Brief synopsis of the readings: We begin in the book of Nehemiah where Ezra gathered the entire community (“men, women, and children old enough to understand”) and read the entire Book of the Law. After he was done Nehemiah told them: “Go, eat the fat, drink the sweet wine, and send a portion to the man who has nothing prepared ready.” Our Gospel begins at the beginning of the Gospel of Luke. Here Jesus returned to Galilee and (with the power of the Spirit within him) taught in the synagogues. Coming to where he grew up he went to the synagogue on the sabbath and read from the Old Testament Prophet Isaiah. It foretold the coming of the Messiah. After finishing the reading he rolled up the scroll and said: “This text is being fulfilled today even as you listen.”
I get most of my news here in San Diego from our local National Public Radio station KPBS. Every year on the 4th of July NPR brings in celebrities and have them read portions of the the Declaration of Independence. All Americans, and even the majority of people all over the globe, recognize the importance of the Declaration of Independence. But I’m struck as I recognize that precious few people in the 21st Century have actually read it.
That’s too bad. It was written, in large part, by a 33 year old gentleman farmer from Virginia who learned a great deal from philosophers from the Enlightenment, particularly John Locke (1632-1704). That man was Thomas Jefferson (1743-1823).
I write this in respect to Thomas Jefferson but also to Ezra and Nehemiah. Our first reading comes to us after Israel was restored to their home. We all know about their best days, during the reign of King David and many of us know about their worst days when they were defeated and exiled by the Babylonians. They were restored and allowed to return to Jerusalem after the Babylonians were themselves defeated by Cyrus of Persia.
When they returned they faced a crisis: were they exiled because God was defeated by the Babylonian God? Were they exiled because of their unfaithfulness? And if so, were they restored because they had learned their lesson?
It’s easy, thousands of years later, to ponder on these issues, but for us it’s an intellectual discussion. For the people gathered around Ezra it was an existential issue: what do we do now?
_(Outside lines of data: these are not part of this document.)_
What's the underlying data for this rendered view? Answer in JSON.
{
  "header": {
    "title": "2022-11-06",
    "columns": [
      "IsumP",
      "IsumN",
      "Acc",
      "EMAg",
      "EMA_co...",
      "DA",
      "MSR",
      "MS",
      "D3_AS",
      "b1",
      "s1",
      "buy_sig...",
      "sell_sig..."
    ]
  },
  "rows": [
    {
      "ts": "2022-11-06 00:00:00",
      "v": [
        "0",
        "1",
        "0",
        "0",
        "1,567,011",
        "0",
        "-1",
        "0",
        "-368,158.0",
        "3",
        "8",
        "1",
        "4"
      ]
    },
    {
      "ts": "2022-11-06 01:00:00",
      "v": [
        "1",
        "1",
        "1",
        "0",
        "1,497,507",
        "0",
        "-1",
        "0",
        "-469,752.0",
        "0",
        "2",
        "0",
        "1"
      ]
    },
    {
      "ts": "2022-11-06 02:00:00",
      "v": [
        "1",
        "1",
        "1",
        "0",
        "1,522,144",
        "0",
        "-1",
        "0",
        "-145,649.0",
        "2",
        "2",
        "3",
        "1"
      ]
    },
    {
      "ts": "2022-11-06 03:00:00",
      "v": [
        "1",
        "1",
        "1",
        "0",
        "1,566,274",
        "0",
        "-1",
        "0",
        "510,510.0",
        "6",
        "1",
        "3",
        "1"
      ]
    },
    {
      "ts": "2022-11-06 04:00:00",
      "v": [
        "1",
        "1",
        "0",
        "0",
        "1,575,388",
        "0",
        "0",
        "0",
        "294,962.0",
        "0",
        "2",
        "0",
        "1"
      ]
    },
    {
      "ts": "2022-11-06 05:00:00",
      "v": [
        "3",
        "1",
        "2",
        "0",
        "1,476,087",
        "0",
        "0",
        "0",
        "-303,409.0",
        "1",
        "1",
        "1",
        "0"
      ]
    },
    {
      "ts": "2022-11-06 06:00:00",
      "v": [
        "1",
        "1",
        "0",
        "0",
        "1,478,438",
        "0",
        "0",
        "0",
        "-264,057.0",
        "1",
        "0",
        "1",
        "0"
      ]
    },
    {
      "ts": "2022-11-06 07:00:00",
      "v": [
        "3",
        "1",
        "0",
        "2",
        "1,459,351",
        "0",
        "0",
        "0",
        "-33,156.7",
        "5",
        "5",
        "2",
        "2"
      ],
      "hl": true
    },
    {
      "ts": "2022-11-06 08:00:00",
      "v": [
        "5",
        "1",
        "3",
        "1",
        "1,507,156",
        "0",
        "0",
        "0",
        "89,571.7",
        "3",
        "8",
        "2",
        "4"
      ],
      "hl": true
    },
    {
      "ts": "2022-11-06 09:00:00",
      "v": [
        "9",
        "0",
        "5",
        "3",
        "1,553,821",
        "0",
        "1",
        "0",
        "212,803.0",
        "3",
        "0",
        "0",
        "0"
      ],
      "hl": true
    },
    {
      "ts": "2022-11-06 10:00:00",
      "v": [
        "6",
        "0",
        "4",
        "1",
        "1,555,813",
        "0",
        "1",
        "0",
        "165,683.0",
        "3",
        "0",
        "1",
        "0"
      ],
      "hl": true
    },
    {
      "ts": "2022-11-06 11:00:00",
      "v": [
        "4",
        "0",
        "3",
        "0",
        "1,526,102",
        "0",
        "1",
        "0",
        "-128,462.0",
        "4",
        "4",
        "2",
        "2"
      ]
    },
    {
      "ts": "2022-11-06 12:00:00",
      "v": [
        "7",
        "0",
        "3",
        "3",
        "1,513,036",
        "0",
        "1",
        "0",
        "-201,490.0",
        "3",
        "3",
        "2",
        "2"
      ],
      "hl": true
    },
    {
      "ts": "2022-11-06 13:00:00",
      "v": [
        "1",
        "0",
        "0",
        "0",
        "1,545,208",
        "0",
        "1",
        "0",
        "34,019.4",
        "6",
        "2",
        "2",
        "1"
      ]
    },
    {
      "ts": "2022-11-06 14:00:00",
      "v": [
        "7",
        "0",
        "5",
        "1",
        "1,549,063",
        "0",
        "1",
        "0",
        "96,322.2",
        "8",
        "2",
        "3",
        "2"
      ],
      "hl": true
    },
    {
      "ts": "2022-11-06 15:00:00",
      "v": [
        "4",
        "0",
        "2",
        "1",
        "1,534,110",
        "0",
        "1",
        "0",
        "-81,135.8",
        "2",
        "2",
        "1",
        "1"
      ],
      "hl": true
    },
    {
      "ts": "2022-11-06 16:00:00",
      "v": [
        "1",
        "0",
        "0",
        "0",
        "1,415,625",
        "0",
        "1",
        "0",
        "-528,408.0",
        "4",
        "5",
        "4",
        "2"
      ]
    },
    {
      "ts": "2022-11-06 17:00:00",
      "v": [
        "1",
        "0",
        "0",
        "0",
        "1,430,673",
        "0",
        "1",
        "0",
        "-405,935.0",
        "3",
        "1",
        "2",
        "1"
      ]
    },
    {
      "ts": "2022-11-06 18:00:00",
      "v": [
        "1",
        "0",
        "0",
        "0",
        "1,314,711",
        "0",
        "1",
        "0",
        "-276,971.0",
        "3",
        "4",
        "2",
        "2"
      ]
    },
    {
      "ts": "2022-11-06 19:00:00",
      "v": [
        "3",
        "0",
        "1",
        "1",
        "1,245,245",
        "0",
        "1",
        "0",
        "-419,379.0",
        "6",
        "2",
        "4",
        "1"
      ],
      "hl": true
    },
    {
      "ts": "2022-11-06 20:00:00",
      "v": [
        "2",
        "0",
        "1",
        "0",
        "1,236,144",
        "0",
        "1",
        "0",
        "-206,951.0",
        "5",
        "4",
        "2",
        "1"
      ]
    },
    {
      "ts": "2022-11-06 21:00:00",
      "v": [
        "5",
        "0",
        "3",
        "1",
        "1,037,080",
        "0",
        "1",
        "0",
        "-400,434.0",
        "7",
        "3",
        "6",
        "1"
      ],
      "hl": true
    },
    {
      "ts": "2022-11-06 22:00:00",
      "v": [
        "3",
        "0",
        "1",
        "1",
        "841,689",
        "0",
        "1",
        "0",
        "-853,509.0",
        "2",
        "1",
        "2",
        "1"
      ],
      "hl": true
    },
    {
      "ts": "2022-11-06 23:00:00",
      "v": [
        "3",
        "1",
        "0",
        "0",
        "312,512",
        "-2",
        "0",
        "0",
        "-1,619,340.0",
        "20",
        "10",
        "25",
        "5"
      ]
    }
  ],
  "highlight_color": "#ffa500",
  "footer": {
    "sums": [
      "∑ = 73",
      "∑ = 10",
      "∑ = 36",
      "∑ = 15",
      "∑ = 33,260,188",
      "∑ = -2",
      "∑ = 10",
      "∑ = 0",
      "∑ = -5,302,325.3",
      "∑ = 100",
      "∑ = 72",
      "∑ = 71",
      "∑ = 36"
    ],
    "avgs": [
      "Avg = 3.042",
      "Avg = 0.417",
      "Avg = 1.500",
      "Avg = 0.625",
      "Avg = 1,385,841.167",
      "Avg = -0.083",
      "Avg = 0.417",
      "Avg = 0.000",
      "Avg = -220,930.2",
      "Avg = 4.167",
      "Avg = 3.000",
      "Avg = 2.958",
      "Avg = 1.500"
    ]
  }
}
I think Ezra gathered all of the men, women, and children old enough to understand to give them a path forward. And I think he read to them from the Law (the first five books of the Bible that Jews call the Torah and we Christians call the Pentateuch) because he wanted them to remember who they were. When I was a seminarian one of my professors often spoke about how we need to remember “who we are and whose we are.” He did this to remind us that whoever we are, at a basic level we are all disciples of God.
And I also think that we can look at today’s Gospel through the same lens. When we think of Luke many of us think of Jesus’ birth narrative, if only because it was made famous from A Charlie Brown Christmas when Linus proclaimed it on stage.
But Luke doesn’t begin with Jesus’ birth, he begins with this reading. It begins with Jesus as an adult returning to his home town and reading from Isaiah. Those gathered read Isaiah and other Old Testament prophets believing that someday in the future a Messiah would come.
Jesus said “This text is being fulfilled today even as you listen” to tell them that he, Jesus, was the Messiah.
We hearken back to old documents not just for nostalgia. We do this because it gives us a path forward; it gives us direction. In our first reading we don’t end with just reading from the Law. After Ezra finished reading to “the men, the women, and the children old enough to understand” he and Nehemiah instructed them to “eat the fat, drink the sweet wine, and send a portion to the man who has nothing prepared ready.”
We don’t know why “the man who has nothing prepared ready” has nothing, and many voices today tell us that we owe him nothing because his poverty is self inflicted and he has only himself to blame. But I think these readings call us to something else. Those who returned to Jerusalem after exile, and those who gathered around Jesus under Roman rule could easily have thought themselves abandoned by God.
But they weren’t. They were called to recognize that the Messiah wasn’t only in their midst, the Messiah was in them. As Christians we aren’t called to wait for someone to bring good new to the poor or proclaim liberty to the captives. We aren’t called to hope for the day when the blind get new sight and the downtrodden are free.
We are called to make that happen. We are called to read old documents like Ezra, Luke, and the Declaration of Independence with eyes looking forward. As I write this we are faced with refugees who are fleeing genocide or poverty and are told that nothing can be done. As I write this thousands of Americans are furloughed or forced to work without pay and are told that nothing can be done.
Something can be done. Nehemiah, Luke, and Thomas Jefferson remind us that human suffering is not beyond our ability to heal because the Messiah is within all of us.